Quelques mois après le discours royal ayant annoncé l’Initiative Atlantique, les discussions se poursuivent quant à sa mise en œuvre concrète, notamment sur la question de la protection des intérêts marocains et ceux de ses partenaires.

« L’Initiative royale vise entre autres à donner un accès maritime aux pays enclavés du Sahel, un accès déjà sous la responsabilité de la Marine royale avec ou sans flux venant du Sahel », précise Abdelhamid Harifi à Médias24.

« Quand le Maroc arrive avec une initiative aussi ambitieuse, il est dans l’obligation d’adapter sa stratégie militaire et sécuritaire pour englober la dimension atlantique et Sahel », déclare l’expert militaire. Cela implique une réévaluation des politiques de défense et de sécurité du pays pour intégrer les réalités nouvelles et complexes de la région du Sahel et de l’Atlantique.

L’Initiative, en effet, n’est pas seulement une question de logistique ou de commerce, elle a des implications profondes en termes de sécurité régionale, nécessitant ainsi une approche holistique qui prend en compte les défis sécuritaires, économiques et politiques dans une région marquée par l’instabilité.

« Un renforcement de la flotte militaire s’impose pour assurer la sécurité du trafic dans la zone et redonner de l’élan à la vocation maritime du Maroc », souligne Abdelhamid Harifi.

« Les infrastructures, l’industrie et la formation doivent accompagner l’Initiative »
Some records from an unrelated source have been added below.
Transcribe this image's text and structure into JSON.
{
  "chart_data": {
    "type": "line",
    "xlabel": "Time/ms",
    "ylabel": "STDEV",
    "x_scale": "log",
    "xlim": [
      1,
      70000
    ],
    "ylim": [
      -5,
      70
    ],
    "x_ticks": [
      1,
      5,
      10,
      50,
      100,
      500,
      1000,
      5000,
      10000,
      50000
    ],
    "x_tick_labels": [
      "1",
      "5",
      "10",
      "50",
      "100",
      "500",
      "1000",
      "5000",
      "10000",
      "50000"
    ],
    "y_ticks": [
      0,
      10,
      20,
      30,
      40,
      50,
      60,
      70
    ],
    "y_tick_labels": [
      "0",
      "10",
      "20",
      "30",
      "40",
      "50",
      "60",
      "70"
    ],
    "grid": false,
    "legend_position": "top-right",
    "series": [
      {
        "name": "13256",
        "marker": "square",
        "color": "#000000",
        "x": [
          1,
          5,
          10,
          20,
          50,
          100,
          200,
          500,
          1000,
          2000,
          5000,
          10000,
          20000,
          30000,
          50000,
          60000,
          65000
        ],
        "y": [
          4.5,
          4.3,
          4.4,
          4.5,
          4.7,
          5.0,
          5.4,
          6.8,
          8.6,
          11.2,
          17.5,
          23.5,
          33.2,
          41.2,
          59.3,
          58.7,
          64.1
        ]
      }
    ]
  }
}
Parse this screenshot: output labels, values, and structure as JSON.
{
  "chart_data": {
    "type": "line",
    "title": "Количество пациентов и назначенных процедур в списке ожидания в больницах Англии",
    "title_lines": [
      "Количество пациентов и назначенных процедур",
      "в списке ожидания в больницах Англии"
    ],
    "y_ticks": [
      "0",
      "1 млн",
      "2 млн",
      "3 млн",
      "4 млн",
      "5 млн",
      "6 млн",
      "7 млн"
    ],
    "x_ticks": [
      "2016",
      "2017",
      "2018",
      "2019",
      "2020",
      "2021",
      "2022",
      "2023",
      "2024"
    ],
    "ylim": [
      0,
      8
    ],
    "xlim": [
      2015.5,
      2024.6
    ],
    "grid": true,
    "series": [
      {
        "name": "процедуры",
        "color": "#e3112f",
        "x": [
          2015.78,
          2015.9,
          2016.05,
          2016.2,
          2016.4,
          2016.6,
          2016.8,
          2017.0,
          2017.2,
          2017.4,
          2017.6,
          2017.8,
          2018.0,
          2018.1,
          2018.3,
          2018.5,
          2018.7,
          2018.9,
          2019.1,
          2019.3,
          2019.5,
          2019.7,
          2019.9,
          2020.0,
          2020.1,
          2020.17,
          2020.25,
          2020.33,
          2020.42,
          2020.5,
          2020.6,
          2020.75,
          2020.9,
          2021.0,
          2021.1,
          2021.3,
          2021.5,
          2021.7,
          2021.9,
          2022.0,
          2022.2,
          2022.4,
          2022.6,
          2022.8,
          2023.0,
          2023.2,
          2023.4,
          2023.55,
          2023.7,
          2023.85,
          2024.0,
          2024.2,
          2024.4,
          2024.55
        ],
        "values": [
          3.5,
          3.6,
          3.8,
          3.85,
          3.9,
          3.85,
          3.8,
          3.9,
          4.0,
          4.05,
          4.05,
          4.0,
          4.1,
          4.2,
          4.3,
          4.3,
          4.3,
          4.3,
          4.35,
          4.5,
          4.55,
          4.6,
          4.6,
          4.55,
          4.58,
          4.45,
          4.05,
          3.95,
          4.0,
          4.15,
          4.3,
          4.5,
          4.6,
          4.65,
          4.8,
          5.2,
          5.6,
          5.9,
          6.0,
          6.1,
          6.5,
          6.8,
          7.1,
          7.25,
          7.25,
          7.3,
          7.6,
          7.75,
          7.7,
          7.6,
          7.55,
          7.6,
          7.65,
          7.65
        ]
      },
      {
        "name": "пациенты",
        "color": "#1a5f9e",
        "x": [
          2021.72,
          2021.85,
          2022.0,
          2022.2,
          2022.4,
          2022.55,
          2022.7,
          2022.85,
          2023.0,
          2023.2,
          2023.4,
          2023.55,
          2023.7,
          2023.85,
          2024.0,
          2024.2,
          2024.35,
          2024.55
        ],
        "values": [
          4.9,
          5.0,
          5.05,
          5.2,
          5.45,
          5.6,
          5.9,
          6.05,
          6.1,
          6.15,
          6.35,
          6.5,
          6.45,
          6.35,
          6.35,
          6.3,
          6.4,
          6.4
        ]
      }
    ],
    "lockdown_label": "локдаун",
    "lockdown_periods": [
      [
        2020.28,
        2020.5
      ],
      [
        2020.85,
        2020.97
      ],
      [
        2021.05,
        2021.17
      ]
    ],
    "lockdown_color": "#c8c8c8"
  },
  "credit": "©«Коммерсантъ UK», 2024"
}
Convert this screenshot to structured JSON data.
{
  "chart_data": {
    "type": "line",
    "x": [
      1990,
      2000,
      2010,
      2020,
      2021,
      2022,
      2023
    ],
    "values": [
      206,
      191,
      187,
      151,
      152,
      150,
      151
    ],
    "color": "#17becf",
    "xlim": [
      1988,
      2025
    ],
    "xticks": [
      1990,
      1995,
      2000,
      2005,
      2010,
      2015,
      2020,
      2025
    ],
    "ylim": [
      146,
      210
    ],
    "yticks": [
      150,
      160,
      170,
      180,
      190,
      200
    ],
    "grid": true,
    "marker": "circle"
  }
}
L’expert militaire insiste également sur le développement des infrastructures militaires maritimes, un processus déjà amorcé par le Maroc. « Cela passe justement par le développement des infrastructures militaires maritimes dans la zone, déjà entamé par le transfert du commandement de la zone maritime sud d’Agadir vers Dakhla en 2022 », explique-t-il.

« On doit également renforcer nos établissements de formation et mettre en place une forte industrie navale pour accompagner la montée en puissance de la flotte », préconise l’expert.

« Il s’agit de voir la Marine royale comme un outil de souveraineté et de défense sur lequel on doit miser pour confirmer notre leadership régional ».

« Sa réussite dépend de la sécurisation du Sahel »

« La dimension Sahel doit être renforcée également. Aujourd’hui, il n’est plus question d’assurer des renseignements, mais plutôt d’être capable de participer sur le terrain à sécuriser le réseau logistique qui liera les pays du Sahel à la brèche atlantique qu’offre le Maroc ».

Abdelhamid Harifi évoque également les défis spécifiques aux pays du Sahel. « N’oublions pas que ce sont des pays fragiles, avec un risque terroriste élevé, qui est amené à se renforcer à cause de la volonté algérienne de torpiller l’Initiative atlantique », dit-il, mettant en lumière les complexités géopolitiques et les menaces sécuritaires qui pèsent sur la région.

Crédibilité et responsabilité vont de pair

L’expert aborde aussi la question de la crédibilité dans le cadre de cette initiative. « Les ministres des Affaires étrangères des pays du Sahel, réunis le 23 décembre dernier, ont tous mis l’accent sur cet aspect. Être crédible, ce n’est pas juste tenir sa parole, mais aussi être capable d’intervenir pour préserver la souveraineté et la sécurité de ces pays et des intérêts marocains ! » martèle-t-il.

Abdelhamid Harifi met en exergue les propos du Roi Mohammed VI, soulignant la nécessité d’un plan stratégique pour renforcer la flotte maritime nationale du Maroc. « Sa Majesté était très clair quand il a lié cette initiative à la nécessité de l’accompagner par un plan visant à renforcer la flotte maritime nationale ».

Il attire enfin l’attention sur la nécessité d’adapter le Code de la marine marchande, héritage de l’époque coloniale, au contexte actuel. « Cela est aussi un signe pour mettre l’accent sur l’outil défensif maritime qui doit être la priorité de la prochaine période », conclut-il.